Maya Wang von der Menschenrechtsorganisation Human Rights Watch sieht die Ereignisse als warnendes Beispiel für den Rest der Welt. „Heute ist es Hongkong, morgen die Welt“, schreibt sie auf Twitter. „Hongkong war ein sicherer Hafen für Kritik, ein Licht, ein Bewusstsein, eine Stimme die dem immer mächtigeren China die Wahrheit entgegengesetzt hat.“ Die genaue Umsetzung und Implementierung des neuen Gesetzes ist noch unklar, dennoch sagt auch China-Experte Bill Bishop: „Dieser Schritt bestätigt, dass das Hongkong, das wir gekannt haben, verschwunden ist.“ Statt Regieren auf der Basis von Gesetzen folge nun Regieren mithilfe von Gesetzen, die Kommunistische Partei bestimme, was diese Gesetze beinhalten und wie sie umgesetzt werden. „Die Reaktionen in Hongkong könnten intensiv und gewalttätig werden“, sagt Bishop. Er ist nicht der Einzige, der ein Wiederaufflammen der Gewalt zwischen Polizei und Demonstranten fürchtet.

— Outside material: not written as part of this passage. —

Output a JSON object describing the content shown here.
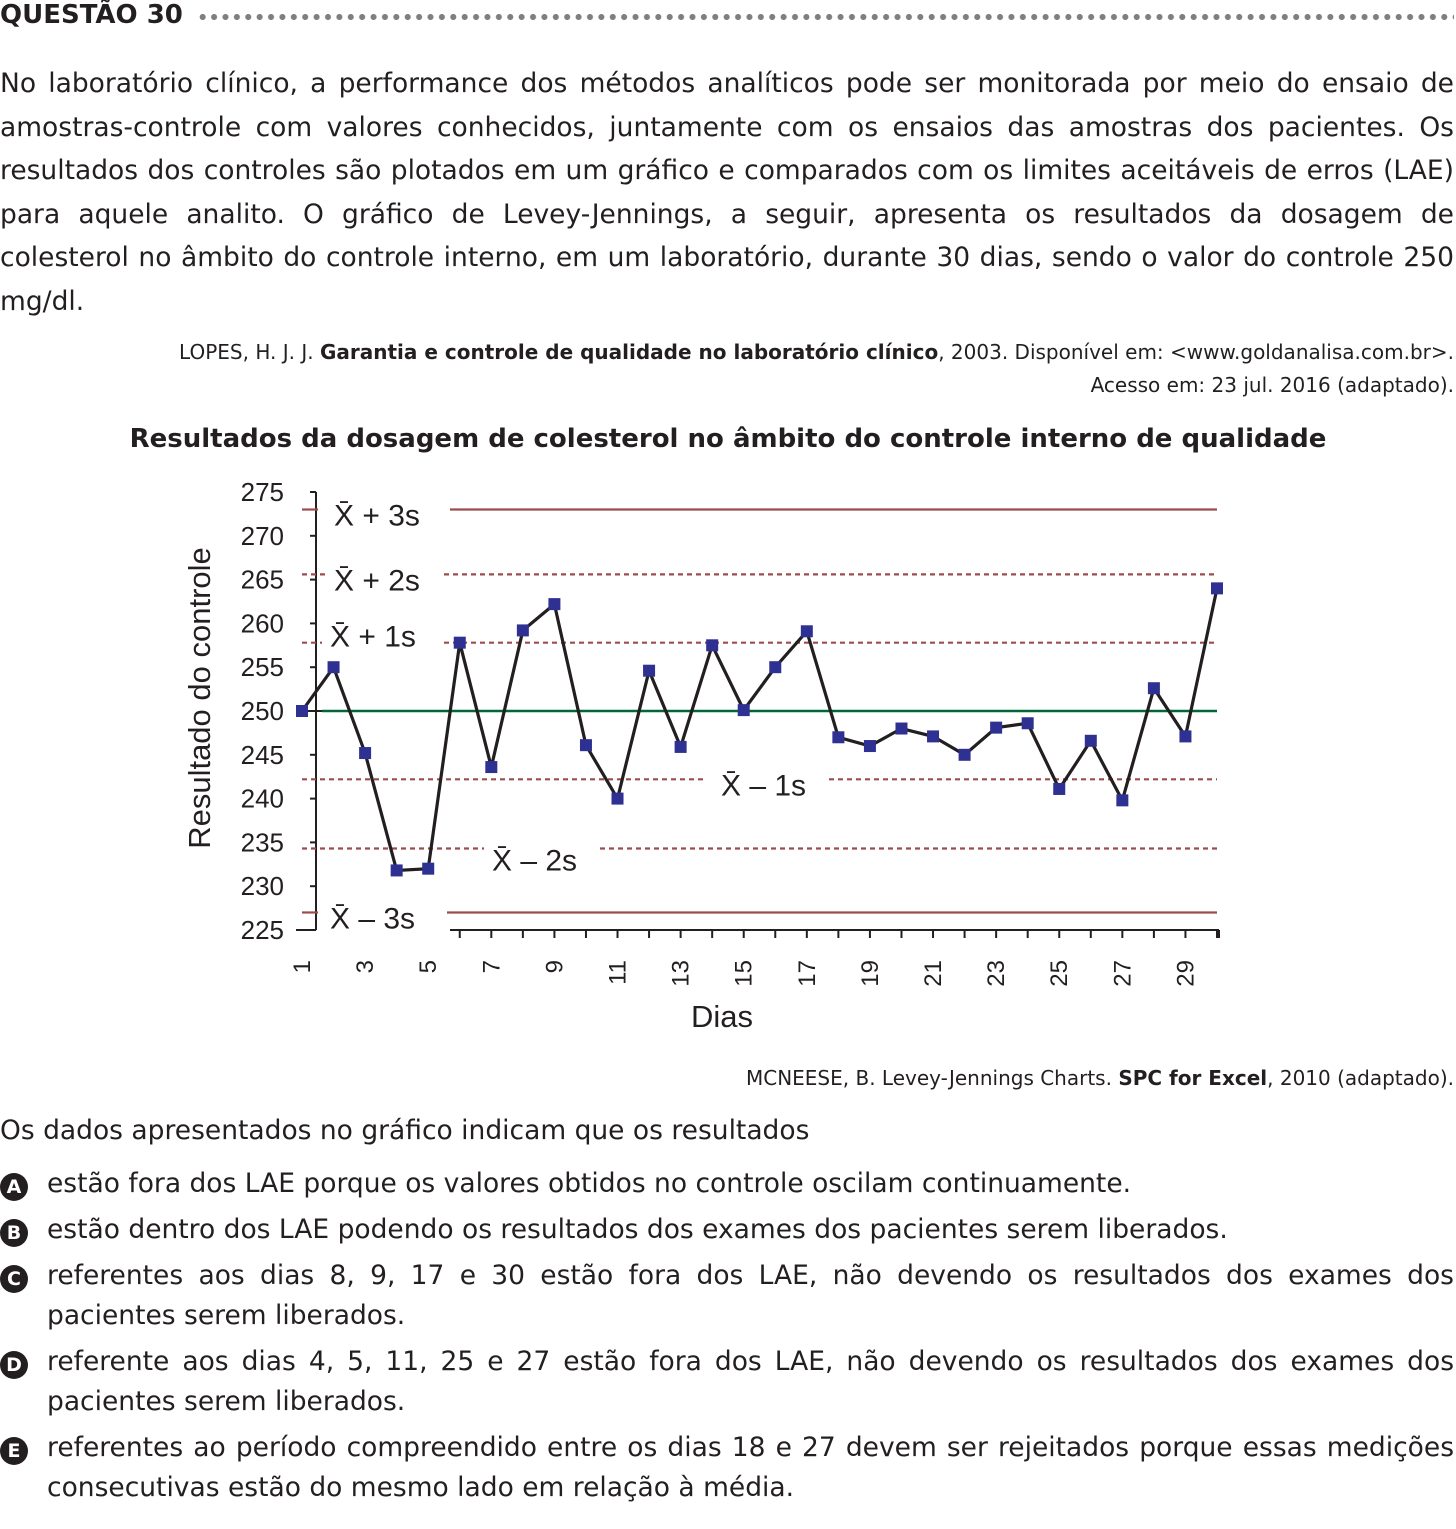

Der erste Tag des Volkskongresses in Peking hatte noch eine weitere Überraschung bereit. Erstmals seit 30 Jahren hat China kein konkretes Ziel für das jährliche Wirtschaftswachstum festgelegt. „Dies liegt daran, dass unser Land aufgrund der großen Unsicherheit in Bezug auf die Covid-19-Pandemie und das weltweite Wirtschafts- und Handelsumfeld mit einigen Faktoren konfrontiert sein wird, die in seiner Entwicklung schwer vorherzusagen sind“, sagte Chinas Premier Li Keqiang. Der Bruch mit den bisher traditionellen Vorgaben zu Wachstumszielen signalisiert, dass Peking damit rechnet, dass die Folgen der Corona-Pandemie für die zweitgrößte Volkswirtschaft von langfristiger Dauer sein könnten.

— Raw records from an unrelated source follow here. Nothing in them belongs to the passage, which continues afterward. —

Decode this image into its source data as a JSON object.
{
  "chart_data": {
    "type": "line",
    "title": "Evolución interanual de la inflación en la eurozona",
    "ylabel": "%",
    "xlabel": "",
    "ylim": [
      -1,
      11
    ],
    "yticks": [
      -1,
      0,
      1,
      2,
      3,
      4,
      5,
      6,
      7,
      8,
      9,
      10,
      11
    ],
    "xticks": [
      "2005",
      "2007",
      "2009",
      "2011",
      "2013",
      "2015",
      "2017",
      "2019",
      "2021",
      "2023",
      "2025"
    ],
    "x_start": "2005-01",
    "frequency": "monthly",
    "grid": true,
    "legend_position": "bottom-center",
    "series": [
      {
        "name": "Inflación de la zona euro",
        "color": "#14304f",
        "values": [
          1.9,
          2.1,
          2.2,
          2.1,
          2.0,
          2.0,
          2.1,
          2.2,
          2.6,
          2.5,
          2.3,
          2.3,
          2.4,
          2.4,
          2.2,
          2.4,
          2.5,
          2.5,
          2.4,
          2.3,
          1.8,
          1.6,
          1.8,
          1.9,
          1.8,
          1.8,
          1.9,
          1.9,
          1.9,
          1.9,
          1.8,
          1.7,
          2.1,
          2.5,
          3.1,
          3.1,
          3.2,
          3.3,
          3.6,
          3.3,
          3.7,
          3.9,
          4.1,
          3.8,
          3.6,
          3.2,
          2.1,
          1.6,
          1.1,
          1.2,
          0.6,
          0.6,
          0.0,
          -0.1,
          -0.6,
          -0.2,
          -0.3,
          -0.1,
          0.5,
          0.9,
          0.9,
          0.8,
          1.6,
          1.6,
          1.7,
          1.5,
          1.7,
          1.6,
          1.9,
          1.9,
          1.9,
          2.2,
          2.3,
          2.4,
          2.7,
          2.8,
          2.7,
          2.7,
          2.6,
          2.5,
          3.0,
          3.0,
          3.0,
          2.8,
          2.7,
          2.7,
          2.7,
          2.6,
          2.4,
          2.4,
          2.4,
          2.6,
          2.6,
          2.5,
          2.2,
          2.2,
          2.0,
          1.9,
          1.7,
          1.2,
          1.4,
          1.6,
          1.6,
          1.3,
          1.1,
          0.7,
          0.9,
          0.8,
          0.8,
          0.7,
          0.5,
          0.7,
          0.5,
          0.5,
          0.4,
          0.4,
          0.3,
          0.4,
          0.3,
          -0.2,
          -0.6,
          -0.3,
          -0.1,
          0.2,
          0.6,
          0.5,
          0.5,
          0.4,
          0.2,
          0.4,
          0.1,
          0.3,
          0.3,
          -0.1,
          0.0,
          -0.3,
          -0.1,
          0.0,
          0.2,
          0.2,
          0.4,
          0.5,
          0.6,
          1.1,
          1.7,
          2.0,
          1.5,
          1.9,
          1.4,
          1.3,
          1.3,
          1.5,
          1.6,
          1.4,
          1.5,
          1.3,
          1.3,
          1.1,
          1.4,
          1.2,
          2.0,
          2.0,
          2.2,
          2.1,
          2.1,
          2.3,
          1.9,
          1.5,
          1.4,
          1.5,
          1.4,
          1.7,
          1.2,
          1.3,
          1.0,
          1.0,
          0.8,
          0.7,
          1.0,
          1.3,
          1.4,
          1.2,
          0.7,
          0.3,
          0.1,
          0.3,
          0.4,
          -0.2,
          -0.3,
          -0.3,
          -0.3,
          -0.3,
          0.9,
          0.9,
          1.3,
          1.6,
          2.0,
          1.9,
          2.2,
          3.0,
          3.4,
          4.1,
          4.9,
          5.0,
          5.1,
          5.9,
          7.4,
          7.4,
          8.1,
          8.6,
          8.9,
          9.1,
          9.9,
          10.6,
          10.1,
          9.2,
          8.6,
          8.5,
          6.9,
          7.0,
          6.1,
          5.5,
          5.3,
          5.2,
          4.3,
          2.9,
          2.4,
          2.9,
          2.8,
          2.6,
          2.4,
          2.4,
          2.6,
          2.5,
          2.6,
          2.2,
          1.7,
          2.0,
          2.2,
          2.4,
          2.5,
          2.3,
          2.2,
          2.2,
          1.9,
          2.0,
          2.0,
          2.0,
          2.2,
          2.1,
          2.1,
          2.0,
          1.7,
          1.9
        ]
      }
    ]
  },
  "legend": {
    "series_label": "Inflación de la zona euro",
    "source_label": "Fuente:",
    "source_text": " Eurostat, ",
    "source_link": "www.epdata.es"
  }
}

2019 war die Wirtschaft mit 6,1 Prozent innerhalb der Vorgabe der Regierung von 6,0 bis 6,5 Prozent gewachsen. Durch die Corona-Pandemie ist Chinas Wachstum jedoch im ersten Quartal um 6,8 Prozent eingebrochen und stellt das Land vor die schwerste Wirtschaftskrise seit der Kulturrevolution. Auch die Nachricht vom neuen Sicherheitsgesetzes schadet zumindest dem Finanzsektor. In Hongkong sank der Hang-Seng-Aktienindex um bis zu 5,7 Prozent und notierte so niedrig wie seit Anfang April nicht mehr. Auch in China gaben die Kurse nach.